Avec son 25e long métrage, qui a toutes les allures d’une œuvre-somme, Pedro Almodóvar sonde avec une finesse fébrile les frontières de la liberté artistique, tout en se demandant quelle place il occupe encore dans le cinéma mondial qu’il a contribué à façonner. A-t-il encore, à 75 ans, quelque chose à dire ?Autofiction est, comme le suggère son titre, le portrait d’un artiste, pour qui la vie intime et la création cinématographique coexistent dans un tango fusionnel, mais où les partenaires de danse ne suivent pas toujours la même cadence. « Je voulais ébranler un peu la figure totémique du réalisateur, montrer ses faiblesses et ses défauts », a expliqué le maestro espagnol en mars dernier, lors de la sortie du film dans son pays natal. « Et me demander s’il a le droit de faire tout ce qu’il fait. »

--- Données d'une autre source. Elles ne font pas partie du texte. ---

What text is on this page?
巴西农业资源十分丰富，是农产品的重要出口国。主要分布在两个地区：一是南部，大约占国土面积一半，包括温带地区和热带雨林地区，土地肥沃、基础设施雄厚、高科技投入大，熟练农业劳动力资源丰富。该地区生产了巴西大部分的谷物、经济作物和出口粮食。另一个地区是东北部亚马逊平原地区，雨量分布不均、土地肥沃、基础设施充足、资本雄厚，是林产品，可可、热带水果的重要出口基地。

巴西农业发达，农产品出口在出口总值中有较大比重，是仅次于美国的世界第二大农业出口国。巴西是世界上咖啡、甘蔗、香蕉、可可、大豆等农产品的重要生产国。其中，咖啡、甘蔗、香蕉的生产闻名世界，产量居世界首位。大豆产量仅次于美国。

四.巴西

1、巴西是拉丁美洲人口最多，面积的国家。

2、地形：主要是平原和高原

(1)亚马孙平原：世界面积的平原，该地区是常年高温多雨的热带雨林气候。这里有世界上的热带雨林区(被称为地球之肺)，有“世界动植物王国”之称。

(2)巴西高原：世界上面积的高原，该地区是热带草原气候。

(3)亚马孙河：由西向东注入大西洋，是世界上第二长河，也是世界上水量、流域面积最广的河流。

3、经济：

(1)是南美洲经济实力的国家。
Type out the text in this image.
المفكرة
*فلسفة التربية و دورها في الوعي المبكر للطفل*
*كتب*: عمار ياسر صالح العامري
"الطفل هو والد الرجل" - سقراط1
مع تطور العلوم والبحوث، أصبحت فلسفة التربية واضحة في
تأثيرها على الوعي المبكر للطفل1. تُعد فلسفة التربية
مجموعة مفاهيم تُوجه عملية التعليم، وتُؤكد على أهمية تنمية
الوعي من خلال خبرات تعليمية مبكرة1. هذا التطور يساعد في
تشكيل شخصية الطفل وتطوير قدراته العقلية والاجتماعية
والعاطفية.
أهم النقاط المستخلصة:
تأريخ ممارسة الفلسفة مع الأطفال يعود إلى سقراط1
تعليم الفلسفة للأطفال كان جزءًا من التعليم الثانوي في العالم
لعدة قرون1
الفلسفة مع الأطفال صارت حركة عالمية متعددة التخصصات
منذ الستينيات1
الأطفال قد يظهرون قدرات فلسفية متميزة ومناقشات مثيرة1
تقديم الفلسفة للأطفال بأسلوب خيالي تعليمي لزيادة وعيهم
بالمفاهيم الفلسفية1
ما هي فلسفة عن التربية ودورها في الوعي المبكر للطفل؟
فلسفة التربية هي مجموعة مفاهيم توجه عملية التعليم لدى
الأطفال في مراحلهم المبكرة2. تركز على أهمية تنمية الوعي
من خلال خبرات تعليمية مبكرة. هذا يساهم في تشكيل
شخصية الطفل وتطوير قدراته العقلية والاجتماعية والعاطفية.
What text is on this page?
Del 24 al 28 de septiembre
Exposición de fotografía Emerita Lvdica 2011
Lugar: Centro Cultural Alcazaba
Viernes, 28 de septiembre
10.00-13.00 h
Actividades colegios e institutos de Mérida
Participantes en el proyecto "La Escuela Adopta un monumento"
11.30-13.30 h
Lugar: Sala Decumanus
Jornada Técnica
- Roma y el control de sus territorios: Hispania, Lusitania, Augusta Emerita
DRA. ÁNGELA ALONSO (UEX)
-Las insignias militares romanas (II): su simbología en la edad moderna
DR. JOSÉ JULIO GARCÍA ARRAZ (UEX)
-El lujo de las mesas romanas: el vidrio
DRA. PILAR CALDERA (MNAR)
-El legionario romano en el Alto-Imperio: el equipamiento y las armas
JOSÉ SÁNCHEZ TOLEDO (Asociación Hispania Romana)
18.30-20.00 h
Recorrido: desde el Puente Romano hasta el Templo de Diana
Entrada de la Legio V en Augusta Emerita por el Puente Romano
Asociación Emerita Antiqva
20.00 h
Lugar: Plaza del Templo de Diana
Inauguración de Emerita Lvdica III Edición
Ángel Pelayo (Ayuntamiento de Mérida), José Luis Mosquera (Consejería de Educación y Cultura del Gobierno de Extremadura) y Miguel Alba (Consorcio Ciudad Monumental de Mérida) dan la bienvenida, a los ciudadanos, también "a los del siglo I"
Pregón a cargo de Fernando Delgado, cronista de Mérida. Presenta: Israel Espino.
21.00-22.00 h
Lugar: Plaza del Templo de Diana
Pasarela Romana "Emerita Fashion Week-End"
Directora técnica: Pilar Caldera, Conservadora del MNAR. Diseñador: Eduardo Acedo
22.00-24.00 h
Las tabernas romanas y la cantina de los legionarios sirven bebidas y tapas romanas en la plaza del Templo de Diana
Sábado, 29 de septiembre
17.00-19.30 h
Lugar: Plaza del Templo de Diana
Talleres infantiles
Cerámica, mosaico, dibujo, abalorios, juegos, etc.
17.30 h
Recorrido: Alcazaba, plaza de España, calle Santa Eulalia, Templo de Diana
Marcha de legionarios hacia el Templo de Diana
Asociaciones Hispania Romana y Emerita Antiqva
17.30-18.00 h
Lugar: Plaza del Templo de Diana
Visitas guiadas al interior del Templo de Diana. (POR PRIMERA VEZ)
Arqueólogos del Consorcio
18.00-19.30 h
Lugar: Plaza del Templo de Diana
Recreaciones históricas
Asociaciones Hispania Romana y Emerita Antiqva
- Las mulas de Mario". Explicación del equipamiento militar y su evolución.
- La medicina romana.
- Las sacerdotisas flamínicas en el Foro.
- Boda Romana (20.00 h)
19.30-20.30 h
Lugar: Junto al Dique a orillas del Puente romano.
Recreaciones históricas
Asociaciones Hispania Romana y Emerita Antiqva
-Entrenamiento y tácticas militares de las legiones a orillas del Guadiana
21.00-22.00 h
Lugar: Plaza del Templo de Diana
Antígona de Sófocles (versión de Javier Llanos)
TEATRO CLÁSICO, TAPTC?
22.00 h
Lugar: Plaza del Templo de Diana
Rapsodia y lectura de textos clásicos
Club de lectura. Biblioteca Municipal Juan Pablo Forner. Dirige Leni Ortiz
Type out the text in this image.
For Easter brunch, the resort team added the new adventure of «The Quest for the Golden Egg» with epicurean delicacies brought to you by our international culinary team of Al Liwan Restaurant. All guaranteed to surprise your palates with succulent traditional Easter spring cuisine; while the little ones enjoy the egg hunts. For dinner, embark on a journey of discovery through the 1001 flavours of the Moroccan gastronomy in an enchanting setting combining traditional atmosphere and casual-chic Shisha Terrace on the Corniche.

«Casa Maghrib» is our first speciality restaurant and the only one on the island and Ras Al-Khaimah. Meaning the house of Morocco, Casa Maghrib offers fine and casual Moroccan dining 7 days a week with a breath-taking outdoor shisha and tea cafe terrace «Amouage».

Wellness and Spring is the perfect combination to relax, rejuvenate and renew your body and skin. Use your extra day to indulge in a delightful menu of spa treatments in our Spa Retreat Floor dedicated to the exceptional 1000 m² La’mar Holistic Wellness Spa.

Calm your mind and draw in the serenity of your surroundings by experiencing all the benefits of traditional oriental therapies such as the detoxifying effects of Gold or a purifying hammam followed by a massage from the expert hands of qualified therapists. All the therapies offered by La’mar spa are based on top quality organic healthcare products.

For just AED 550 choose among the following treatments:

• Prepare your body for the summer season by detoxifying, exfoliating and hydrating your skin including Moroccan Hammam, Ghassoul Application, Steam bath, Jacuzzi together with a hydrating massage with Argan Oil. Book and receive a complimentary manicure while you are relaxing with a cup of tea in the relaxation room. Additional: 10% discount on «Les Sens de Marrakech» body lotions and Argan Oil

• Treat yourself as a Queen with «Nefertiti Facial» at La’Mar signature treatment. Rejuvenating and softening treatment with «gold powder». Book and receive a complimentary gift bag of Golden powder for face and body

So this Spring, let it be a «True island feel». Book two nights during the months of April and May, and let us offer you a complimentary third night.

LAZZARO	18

De fait, les principaux points de friction dans l’intrigue émergent lorsque Raúl, alter ego d’Almodóvar en proie à la page blanche depuis cinq ans, s’inspire d’un drame personnel ayant secoué sa fidèle assistante pour alimenter son nouveau projet. Ce dernier met en scène Elsa, réalisatrice de deux films cultes tournés il y a longtemps qui travaille désormais dans l’industrie publicitaire. Assaillie par des crises de panique depuis le décès de sa mère, elle décide de s’offrir des vacances aux îles Canaries, où l’inspiration lui revient soudainement, aux côtés de deux amies dont elle subtilise les traumas — infidélité conjugale pour l’une, mort d’un enfant pour l’autre — afin de préparer son grand retour au cinéma.Afin de signaler la situation crépusculaire dans laquelle il se trouve, Almodóvar choisit de tourner une bonne partie de son film dans les paysages lunaires de Lanzarote. Les saisissantes images aériennes de cette île de cendre volcanique tranchent violemment avec la marque de commerce du réalisateur de Volver et de Parle avec elle — cet univers visuel aux couleurs saturées « qui aimait trop la couleur rouge ou jaune », comme dirait Jean Leloup. Au milieu de ce paysage monochrome, une Jeep écarlate surgit soudainement : signe d’espoir franchement émouvant de la part d’un cinéaste qui n’a pas dit son dernier mot. Ou du moins qui se convainc que son œuvre n’est pas achevée…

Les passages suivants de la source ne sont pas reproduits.